Deploy the proxy on VMFS-6 or VMFS-5 volumes, so that the proxy can back up very large virtual disks. HotAdd is a SCSI feature and does not work for IDE disks. The paravirtual SCSI controller (PVSCSI) is the recommended default for HotAdd, but other controller types work too.

A redo log is created for HotAdded disks, on the same datastore as the base disks. Do not remove the target virtual machine (the one being backed up) while HotAdded disk is still attached. If removed, HotAdd fails to properly clean up redo logs so virtual disks must be removed manually from the backup appliance. Also, do not remove the snapshot until after cleanup.
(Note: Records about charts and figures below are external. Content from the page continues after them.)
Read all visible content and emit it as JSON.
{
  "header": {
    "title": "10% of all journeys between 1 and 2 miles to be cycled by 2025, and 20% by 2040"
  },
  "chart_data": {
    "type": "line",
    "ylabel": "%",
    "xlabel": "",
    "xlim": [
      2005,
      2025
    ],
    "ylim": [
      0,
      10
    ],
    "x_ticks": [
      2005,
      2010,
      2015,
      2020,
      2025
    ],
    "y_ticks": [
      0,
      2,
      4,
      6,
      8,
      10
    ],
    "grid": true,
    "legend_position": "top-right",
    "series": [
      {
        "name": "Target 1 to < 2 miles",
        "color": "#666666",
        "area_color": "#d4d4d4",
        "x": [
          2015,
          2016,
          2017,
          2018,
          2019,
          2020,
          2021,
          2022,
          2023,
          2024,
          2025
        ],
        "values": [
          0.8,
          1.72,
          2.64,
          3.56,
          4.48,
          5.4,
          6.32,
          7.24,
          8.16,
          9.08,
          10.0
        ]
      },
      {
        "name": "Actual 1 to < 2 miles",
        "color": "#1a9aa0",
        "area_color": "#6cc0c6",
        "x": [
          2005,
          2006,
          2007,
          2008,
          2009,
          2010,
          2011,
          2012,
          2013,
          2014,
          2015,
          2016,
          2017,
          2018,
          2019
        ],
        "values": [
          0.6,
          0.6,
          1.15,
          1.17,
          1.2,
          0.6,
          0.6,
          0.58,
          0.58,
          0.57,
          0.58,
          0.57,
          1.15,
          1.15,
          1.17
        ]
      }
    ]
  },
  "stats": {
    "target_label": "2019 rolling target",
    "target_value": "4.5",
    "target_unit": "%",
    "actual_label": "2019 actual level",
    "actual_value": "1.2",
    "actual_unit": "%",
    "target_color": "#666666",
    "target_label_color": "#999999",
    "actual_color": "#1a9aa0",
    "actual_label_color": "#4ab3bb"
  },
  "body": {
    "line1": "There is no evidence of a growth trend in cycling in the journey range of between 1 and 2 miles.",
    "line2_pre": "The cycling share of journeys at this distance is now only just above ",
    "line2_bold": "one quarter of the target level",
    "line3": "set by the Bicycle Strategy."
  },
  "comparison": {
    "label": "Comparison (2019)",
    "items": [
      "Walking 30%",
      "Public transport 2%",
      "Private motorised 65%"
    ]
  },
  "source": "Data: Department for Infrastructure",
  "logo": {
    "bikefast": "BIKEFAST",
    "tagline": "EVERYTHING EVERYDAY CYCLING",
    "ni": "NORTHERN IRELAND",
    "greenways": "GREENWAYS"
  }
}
Removing it could result in an unconsolidated redo log.

Removing all disks on a controller with the vSphere Client also removes the controller. You might want to include some checks in your code to detect this in your appliance, and reconfigure to add controllers back in.

HotAdded disks should be released with VixDiskLib_Cleanup() before snapshot delete. Cleanup might cause improper removal of the change tracking (ctk) file. You can fix it by power cycling the virtual machine.

Virtual disk created on Windows by HotAdd backup or restore may have a different disk signature than the original virtual disk. The workaround is to reread or rewrite the first disk sector in NBDSSL mode. Customers running a Windows Server 2008 or later proxy should make sure Windows automount is disabled.

The HotAdd implementation assumes that proxy and target VMs are on the same datastore and accessible from the same connection, that is, the same vCenter Server. This is so VADP can obtain a list of all disks on the target VM from a connection. In vCloud environments where two vCenter Servers share a single datastore, causing VADP to make two connections, there is no mechanism for informing one connection of the disks available on the other connection. VMware needs to redesign HotAdd to support multiple connections.

For unbuffered HotAdd restore, VMware recommends that programmers set the VDDK flag VIXDISKLIB_FLAG_OPEN_UNBUFFERED when opening virtual disks before performing a restore with HotAdd transport. In vSphere 6.7 releases and later, programs must allocate a data buffer whose memory address is sector size aligned when setting this flag. Programmers may refer to posix_memalign on Linux or _aligned_malloc on Windows. Buffer address alignment to sector size is recommended for older VDDK releases as well.